BEIJING – The charger ASUS launched in China this week costs about $25 and fits four ports into a body roughly the size of a deck of playing cards. In London or New York, the closest equivalent from Anker or Ugreen runs $35 to $55. That gap – ten to thirty dollars, depending on where you happen to live – is the quiet story behind what looks like a routine product announcement.
ASUS released the a-bean 100W GaN charger in China on Sunday, priced at 179 yuan, or roughly $25. The company offered no announcement for Western markets. No launch event. No timeline. The product page on the Chinese storefront went live and the rest of the world was left to calculate exchange rates.
The hardware itself is not difficult to explain. The a-bean uses gallium nitride – the same semiconductor compound that displaced silicon in premium chargers starting around 2020 – to squeeze 100 watts of output into a unit measuring 75 by 61 by 29 millimeters. It weighs 211 grams and ships with foldable wall prongs, which matters when it is competing for pocket space with a phone, a battery pack, and whatever else a traveler is carrying. Three of the four ports are USB-C; the fourth is USB-A. The two primary USB-C ports can each deliver a full 100W when used alone, enough to fast-charge a MacBook Pro or a Dell XPS without reaching for a separate adapter.
What ASUS is asking people to believe is that this product, at this price, represents where the company wants to compete. That is where the argument gets complicated. The charger ASUS sells in the UK and US – the AC100-02 – is a three-port model with a 65W primary output that costs considerably more. The a-bean does not replace it. As Notebookcheck reported, the a-bean does not appear to be coming to global markets at all, at least not yet.
The port configuration changes when multiple devices are connected, as it does with every multi-port charger on the market. Two devices drawing from the two primary USB-C ports split 60W and 30W between them. Running all four simultaneously shifts the distribution to 45W on port one, 30W on port two, and a shared 20W across port three and the USB-A slot. On paper – and in practice, if the wattage allocations hold under load – that is enough to simultaneously fast-charge a laptop, a phone, a tablet, and a pair of wireless earbuds without any device throttling to a trickle.

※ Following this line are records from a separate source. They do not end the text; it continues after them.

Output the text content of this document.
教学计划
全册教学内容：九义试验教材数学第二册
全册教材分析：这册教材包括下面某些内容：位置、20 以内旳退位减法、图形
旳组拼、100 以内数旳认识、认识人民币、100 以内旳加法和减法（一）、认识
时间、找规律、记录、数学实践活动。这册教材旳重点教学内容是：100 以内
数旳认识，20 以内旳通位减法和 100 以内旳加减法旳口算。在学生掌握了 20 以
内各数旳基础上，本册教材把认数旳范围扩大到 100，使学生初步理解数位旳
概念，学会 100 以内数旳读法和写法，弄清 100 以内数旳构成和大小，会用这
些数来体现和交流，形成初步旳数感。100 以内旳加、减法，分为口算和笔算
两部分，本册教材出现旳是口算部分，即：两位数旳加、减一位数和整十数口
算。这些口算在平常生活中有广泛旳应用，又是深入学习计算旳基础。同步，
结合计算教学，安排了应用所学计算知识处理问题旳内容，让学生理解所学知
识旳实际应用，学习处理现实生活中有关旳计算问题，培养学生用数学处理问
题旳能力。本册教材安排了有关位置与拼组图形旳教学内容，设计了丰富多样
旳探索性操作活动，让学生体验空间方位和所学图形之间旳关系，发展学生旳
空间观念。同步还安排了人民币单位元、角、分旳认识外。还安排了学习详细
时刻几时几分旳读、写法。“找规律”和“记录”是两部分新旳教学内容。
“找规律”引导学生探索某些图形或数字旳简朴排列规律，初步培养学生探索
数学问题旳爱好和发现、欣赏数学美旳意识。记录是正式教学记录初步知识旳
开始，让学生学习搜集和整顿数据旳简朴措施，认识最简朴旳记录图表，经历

ASUS has included support for USB Power Delivery, PPS, Qualcomm Quick Charge, Huawei SCP, FCP, QFC, and PE. That list of protocols covers the overwhelming majority of modern devices from every major manufacturer. The USB-A port supports SCP at 22.5W or Quick Charge at 18W, which means older cables remain useful rather than obsolete.

The a-bean comes in three color combinations – Cloud White with Graphite Gray, Cool Black with Fluorescent Green, and Cool Black with Space Gray – a small departure from the generic matte-black aesthetic that dominates the category. Whether that translates to meaningful consumer preference is another question. In the budget charger market, the only color that has reliably mattered is the price on the tag.

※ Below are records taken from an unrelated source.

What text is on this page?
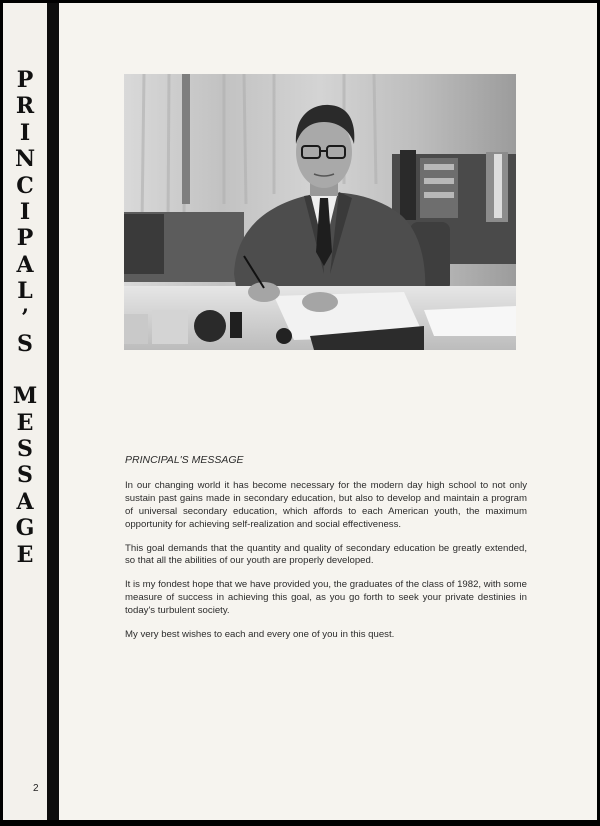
P
R
I
N
C
I
P
A
L
’
S
M
E
S
S
A
G
E
PRINCIPAL'S MESSAGE

In our changing world it has become necessary for the modern day high school to not only sustain past gains made in secondary education, but also to develop and maintain a program of universal secondary education, which affords to each American youth, the maximum opportunity for achieving self-realization and social effectiveness.

This goal demands that the quantity and quality of secondary education be greatly extended, so that all the abilities of our youth are properly developed.

It is my fondest hope that we have provided you, the graduates of the class of 1982, with some measure of success in achieving this goal, as you go forth to seek your private destinies in today's turbulent society.

My very best wishes to each and every one of you in this quest.

2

The competitive framing ASUS is working with in China is clear. As Gizmochina noted in its coverage, the Ugreen Nexode 100W – which carries a comparable port layout and wattage ceiling – lists on Amazon in the United States for roughly $33. Anker’s four-port offerings in the same class run higher. At $25, the a-bean is not just cheaper – it is meaningfully cheaper, the kind of price gap that shifts purchasing decisions rather than merely registering as a minor consideration.

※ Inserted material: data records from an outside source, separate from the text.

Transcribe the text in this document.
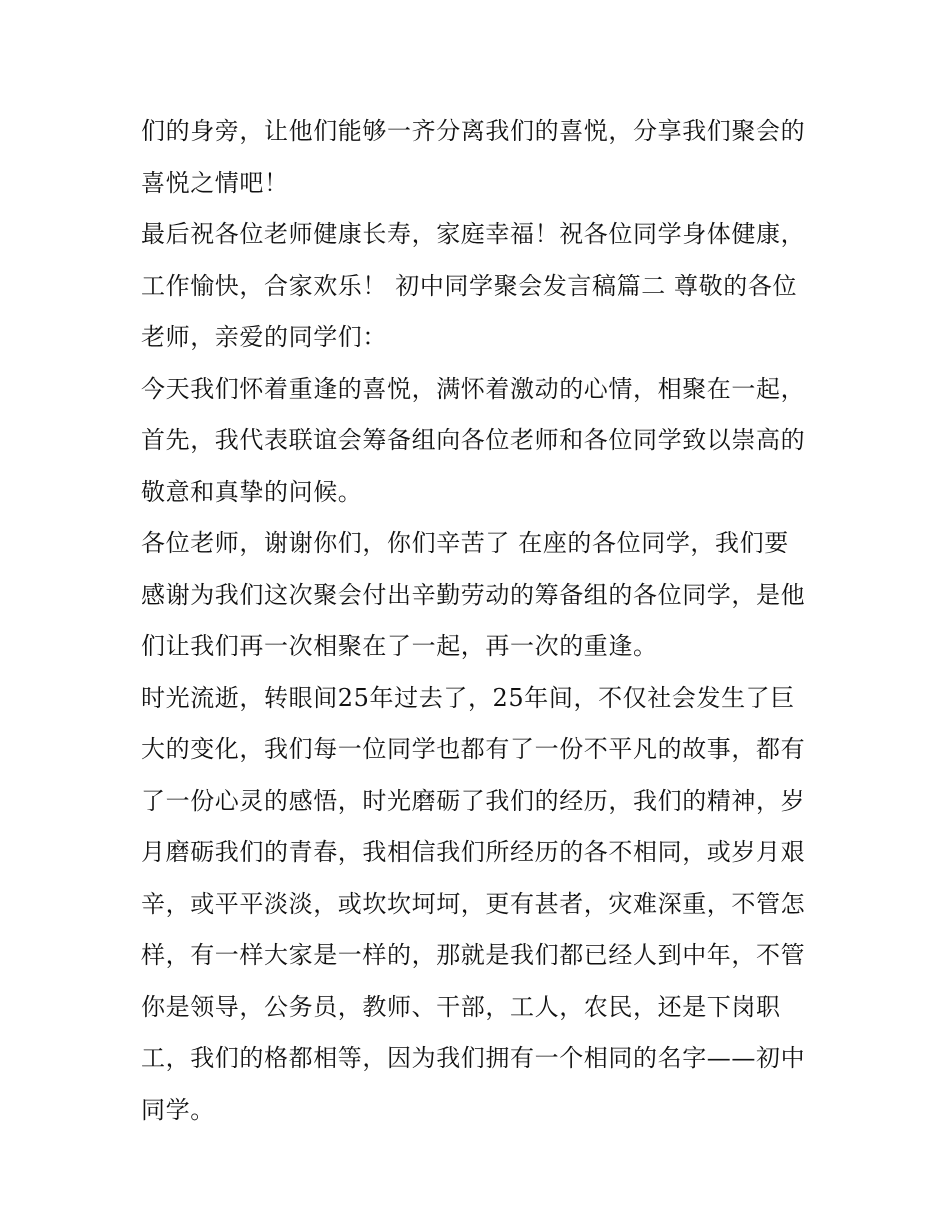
们的身旁，让他们能够一齐分离我们的喜悦，分享我们聚会的
喜悦之情吧！
最后祝各位老师健康长寿，家庭幸福！祝各位同学身体健康，
工作愉快，合家欢乐！ 初中同学聚会发言稿篇二 尊敬的各位
老师，亲爱的同学们：
今天我们怀着重逢的喜悦，满怀着激动的心情，相聚在一起，
首先，我代表联谊会筹备组向各位老师和各位同学致以崇高的
敬意和真挚的问候。
各位老师，谢谢你们，你们辛苦了 在座的各位同学，我们要
感谢为我们这次聚会付出辛勤劳动的筹备组的各位同学，是他
们让我们再一次相聚在了一起，再一次的重逢。
时光流逝，转眼间25年过去了，25年间，不仅社会发生了巨
大的变化，我们每一位同学也都有了一份不平凡的故事，都有
了一份心灵的感悟，时光磨砺了我们的经历，我们的精神，岁
月磨砺我们的青春，我相信我们所经历的各不相同，或岁月艰
辛，或平平淡淡，或坎坎坷坷，更有甚者，灾难深重，不管怎
样，有一样大家是一样的，那就是我们都已经人到中年，不管
你是领导，公务员，教师、干部，工人，农民，还是下岗职
工，我们的格都相等，因为我们拥有一个相同的名字——初中
同学。
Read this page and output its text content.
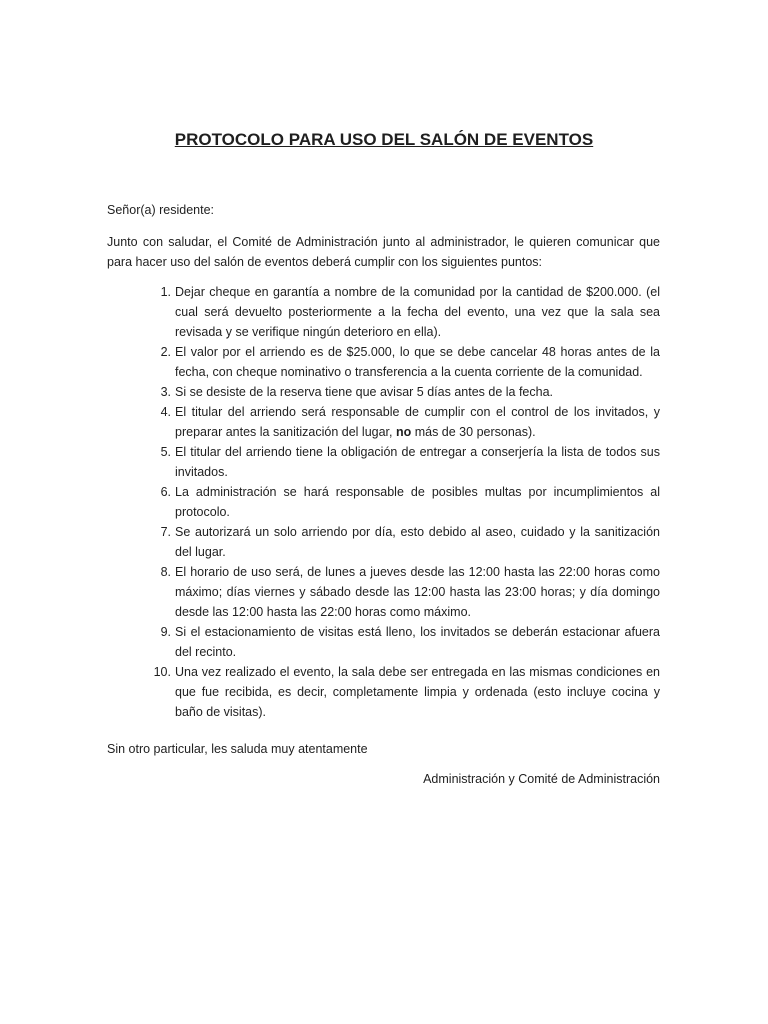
PROTOCOLO PARA USO DEL SALÓN DE EVENTOS

Señor(a) residente:

Junto con saludar, el Comité de Administración junto al administrador, le quieren comunicar que para hacer uso del salón de eventos deberá cumplir con los siguientes puntos:

1. Dejar cheque en garantía a nombre de la comunidad por la cantidad de $200.000. (el cual será devuelto posteriormente a la fecha del evento, una vez que la sala sea revisada y se verifique ningún deterioro en ella).
2. El valor por el arriendo es de $25.000, lo que se debe cancelar 48 horas antes de la fecha, con cheque nominativo o transferencia a la cuenta corriente de la comunidad.
3. Si se desiste de la reserva tiene que avisar 5 días antes de la fecha.
4. El titular del arriendo será responsable de cumplir con el control de los invitados, y preparar antes la sanitización del lugar, no más de 30 personas).
5. El titular del arriendo tiene la obligación de entregar a conserjería la lista de todos sus invitados.
6. La administración se hará responsable de posibles multas por incumplimientos al protocolo.
7. Se autorizará un solo arriendo por día, esto debido al aseo, cuidado y la sanitización del lugar.
8. El horario de uso será, de lunes a jueves desde las 12:00 hasta las 22:00 horas como máximo; días viernes y sábado desde las 12:00 hasta las 23:00 horas; y día domingo desde las 12:00 hasta las 22:00 horas como máximo.
9. Si el estacionamiento de visitas está lleno, los invitados se deberán estacionar afuera del recinto.
10. Una vez realizado el evento, la sala debe ser entregada en las mismas condiciones en que fue recibida, es decir, completamente limpia y ordenada (esto incluye cocina y baño de visitas).

Sin otro particular, les saluda muy atentamente

Administración y Comité de Administración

But the question the a-bean’s launch raises is not really about whether ASUS has built a good charger. At this specification level, every major GaN manufacturer is building good chargers. The question is why the company’s most price-competitive hardware keeps arriving in China first – and sometimes only. ASUS has followed a similar pattern with other product lines, rolling out aggressively priced variants in China while the global catalog maintains a higher floor. That is a deliberate strategy, not an oversight.
Part of the explanation is structural. Chinese consumers operate inside a domestic market where Xiaomi, Baseus, and Ugreen have driven GaN charger prices lower than anywhere else in the world. A charger that costs $25 in China might land at $40 or $45 in the United States once import duties, distribution costs, and retail margin are layered on. ASUS, or any manufacturer, faces a choice: price globally at a level that works economically everywhere, or price regionally and accept that the most affordable products stay regional. For now, ASUS has chosen the latter with the a-bean.
The safety specifications are not an afterthought. ASUS has built in protection against over-temperature, over-current, short circuits, and voltage fluctuations – the four failure modes that have historically turned cheap chargers into fire risks. That matters not just for the device being charged but for the insurance liability calculus that any electronics manufacturer has to run. The a-bean is not a no-name unit assembled in an unregulated facility. It carries ASUS’s brand, which means the company has staked its reputation on the hardware performing as specified.
Whether the a-bean reaches Europe, North America, or South Asia is something ASUS has not addressed. The company’s broader hardware lineup maintains a robust global presence through its standard charger catalog; the question is whether the a-bean’s price point survives the translation from CNY 179 to a shelf tag in a Western retailer. The math, historically, has not been kind to that kind of ambition. For the moment, anyone outside China who wants what the a-bean is offering will find themselves paying more for less – and that remains the part of this product launch nobody in the official announcement mentioned.